Daily Development for
Monday, April 20, 1998

by: Patrick A. Randolph, Jr.
Professor of Law
UMKC School of Law

MARITAL PROPERTY; TENANCY BY ENTIRETY: Mortgagee taking interest of one spouse's interest in tenancy by entirety obtains interest subject to equitable distribution rights of other spouse in a divorce judgment; any mortgagee taking such an interest has duty of inquiry, since such mortgage is so unusual as to put mortgagee on notice that extraordinary circumstances exist, and that divorce is probably pending or contemplated.

Vander Weert v. Vander Weert, 700 A.2d 894 (N.J.Super. 1997).

In this unusual situation, an attorney representing the husband in a divorce action took from his client a mortgage on property owned by the spouses as tenants by the entirety, to secure payment of his legal fees. With obvious disapproval of the attorney's actions, the court limited the efficacy of the mortgage by making the mortgage subject to equitable distribution. A state statute passed in 1988 now prohibits either spouse from severing or alienating their interests in such a tenancy without the written consent of the other, but the statute applies only to tenancies created after its effective date.

Comment 1: The new statutory language corresponds to what likely is the majority rule tenancies by the entirety are too slippery to permit attachment of any interest through the actions of just one spouse. There is a substantial minority, albeit splintered into a number of different approaches.

Comment 2: Although the attorney in this case never had a chance, it is interesting to note the court's extensive excursion into the general issue of the relative priority between mortgagee's of an individual spouse's tenancy by the entirety interest and the equitable distribution claims of the nondebtor spouse in a divorce proceeding. Court indicates that in such circumstances the mortgagee will be "on notice" of a possible divorce proceeding due to the unusual behavior of the an individual spouse in giving a mortgage on entireties property.

First, the court cites Freda v. Commercial Trust Co., 570 A.2d 409 (N.J. 1990), for the principle, stated in dicta in that case, that a bona fide encumbrancer of the single spouse's interest, taking prior to any divorce filing, will preempt the interest of the nondebtor spouse (as to pre-1988 tenancies). But the court then carefully isolates Freda by commenting that typically the primary reason that parties to such an encumbrance would deem the encumbrance to be of any value would be that a divorce is likely to occur. Even prior to 1988, a tenancy by the entireties was nonseverable. So the only interest a mortgagee could attach would be the possible survivorship right (of neglible cash value) and the potential distribution rights following divorce. Because the postdivorce rights are most likely to drive the parties to use the debtor spouse's interest as collateral, the court concludes that most parties who take an encumbrance on a single spouse's tenancy by the entireties interest are doing so because they anticipate that a divorce is imminent.

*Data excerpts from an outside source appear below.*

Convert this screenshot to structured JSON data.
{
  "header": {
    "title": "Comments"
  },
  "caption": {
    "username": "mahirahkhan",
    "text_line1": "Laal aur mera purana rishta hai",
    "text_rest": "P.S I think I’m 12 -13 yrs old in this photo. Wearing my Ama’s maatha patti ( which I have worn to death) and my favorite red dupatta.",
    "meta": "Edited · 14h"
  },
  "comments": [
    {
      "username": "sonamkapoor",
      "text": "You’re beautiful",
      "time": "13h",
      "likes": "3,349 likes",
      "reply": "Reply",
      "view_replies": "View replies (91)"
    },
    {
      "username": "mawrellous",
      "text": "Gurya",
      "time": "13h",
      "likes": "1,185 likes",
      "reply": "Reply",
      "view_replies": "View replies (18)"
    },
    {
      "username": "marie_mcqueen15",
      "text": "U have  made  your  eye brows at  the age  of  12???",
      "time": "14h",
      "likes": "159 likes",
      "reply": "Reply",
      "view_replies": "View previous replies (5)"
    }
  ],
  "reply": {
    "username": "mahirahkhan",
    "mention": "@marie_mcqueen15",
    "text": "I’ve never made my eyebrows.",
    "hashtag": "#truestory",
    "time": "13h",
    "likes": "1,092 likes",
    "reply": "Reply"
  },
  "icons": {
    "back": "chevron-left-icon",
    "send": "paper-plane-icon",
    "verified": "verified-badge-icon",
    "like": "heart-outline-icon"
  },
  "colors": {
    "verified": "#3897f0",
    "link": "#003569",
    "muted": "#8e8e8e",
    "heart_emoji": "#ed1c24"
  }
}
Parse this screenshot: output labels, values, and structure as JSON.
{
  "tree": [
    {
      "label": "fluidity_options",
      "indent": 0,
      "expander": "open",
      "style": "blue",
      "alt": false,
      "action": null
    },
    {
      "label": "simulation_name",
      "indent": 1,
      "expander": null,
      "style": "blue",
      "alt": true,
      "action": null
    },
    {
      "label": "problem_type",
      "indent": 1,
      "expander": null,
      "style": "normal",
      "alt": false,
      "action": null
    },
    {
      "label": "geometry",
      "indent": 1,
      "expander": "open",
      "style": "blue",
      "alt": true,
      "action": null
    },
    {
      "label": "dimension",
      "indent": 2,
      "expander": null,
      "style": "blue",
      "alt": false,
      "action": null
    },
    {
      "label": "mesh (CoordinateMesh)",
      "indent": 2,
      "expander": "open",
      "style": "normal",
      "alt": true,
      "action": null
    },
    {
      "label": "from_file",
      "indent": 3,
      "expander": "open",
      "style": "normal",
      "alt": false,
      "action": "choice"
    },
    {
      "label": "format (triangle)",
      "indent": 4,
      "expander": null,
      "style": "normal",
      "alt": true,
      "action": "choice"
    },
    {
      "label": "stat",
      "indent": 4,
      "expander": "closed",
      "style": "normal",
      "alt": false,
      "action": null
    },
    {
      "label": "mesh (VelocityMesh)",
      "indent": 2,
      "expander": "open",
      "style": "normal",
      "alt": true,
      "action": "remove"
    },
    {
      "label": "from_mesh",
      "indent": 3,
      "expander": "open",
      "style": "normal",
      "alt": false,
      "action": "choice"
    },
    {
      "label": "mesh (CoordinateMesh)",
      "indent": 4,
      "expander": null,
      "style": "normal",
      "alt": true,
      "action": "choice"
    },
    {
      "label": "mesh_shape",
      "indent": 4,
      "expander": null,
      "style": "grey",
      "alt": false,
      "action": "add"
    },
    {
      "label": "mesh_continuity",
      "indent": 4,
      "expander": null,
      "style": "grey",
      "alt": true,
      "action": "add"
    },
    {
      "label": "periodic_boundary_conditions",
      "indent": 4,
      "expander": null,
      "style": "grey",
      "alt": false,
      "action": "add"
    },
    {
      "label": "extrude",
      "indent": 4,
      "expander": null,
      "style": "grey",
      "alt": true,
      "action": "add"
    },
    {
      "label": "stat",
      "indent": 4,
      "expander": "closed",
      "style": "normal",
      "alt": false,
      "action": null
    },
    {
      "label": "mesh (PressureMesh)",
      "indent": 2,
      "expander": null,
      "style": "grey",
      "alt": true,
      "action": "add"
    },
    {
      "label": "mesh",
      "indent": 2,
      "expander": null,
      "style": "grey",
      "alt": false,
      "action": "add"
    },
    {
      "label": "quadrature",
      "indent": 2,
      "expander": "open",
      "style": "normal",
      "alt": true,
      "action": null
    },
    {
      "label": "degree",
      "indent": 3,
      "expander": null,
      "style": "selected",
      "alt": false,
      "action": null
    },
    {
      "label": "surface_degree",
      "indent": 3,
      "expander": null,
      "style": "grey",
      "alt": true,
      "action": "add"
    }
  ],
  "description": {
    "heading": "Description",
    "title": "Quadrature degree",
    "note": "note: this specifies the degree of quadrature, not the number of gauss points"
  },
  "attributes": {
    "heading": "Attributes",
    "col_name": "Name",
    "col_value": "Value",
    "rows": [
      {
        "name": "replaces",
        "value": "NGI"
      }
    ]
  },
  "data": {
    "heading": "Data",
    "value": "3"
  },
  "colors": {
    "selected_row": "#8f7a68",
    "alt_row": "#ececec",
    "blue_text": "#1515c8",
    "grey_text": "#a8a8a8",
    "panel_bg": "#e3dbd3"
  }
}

Coupling this view of the world with the court's notion that, in equity, the equitable interests of the nondebtor spouse ought to prevail, the court concludes that parties who encumber a single spouse's entireties interest take with inquiry notice of any pending divorce. Note that it is quite possible that the divorce might be filed in a county other than the county where the real property is located, but the court nevertheless appears to feel that the mortgagee should go look for the filing and, if it is reasonably discoverable, the mortgagee will be subordinate to the results in the pending divorce whether it actually knows of the divorce or not.

The court's language would appear to go so far as put make the encumbrancer on inquiry notice of an imminent divorce filing even before there is any court record. But the court does not go into detail as to how the mortgagee would be expected to inquire about such things, so we can surmise that it is not really serious on that score. But forcing the mortgagee to be subordinate to filed divorce proceedings even in other states does seem to be a noteworthy burden in and of itself.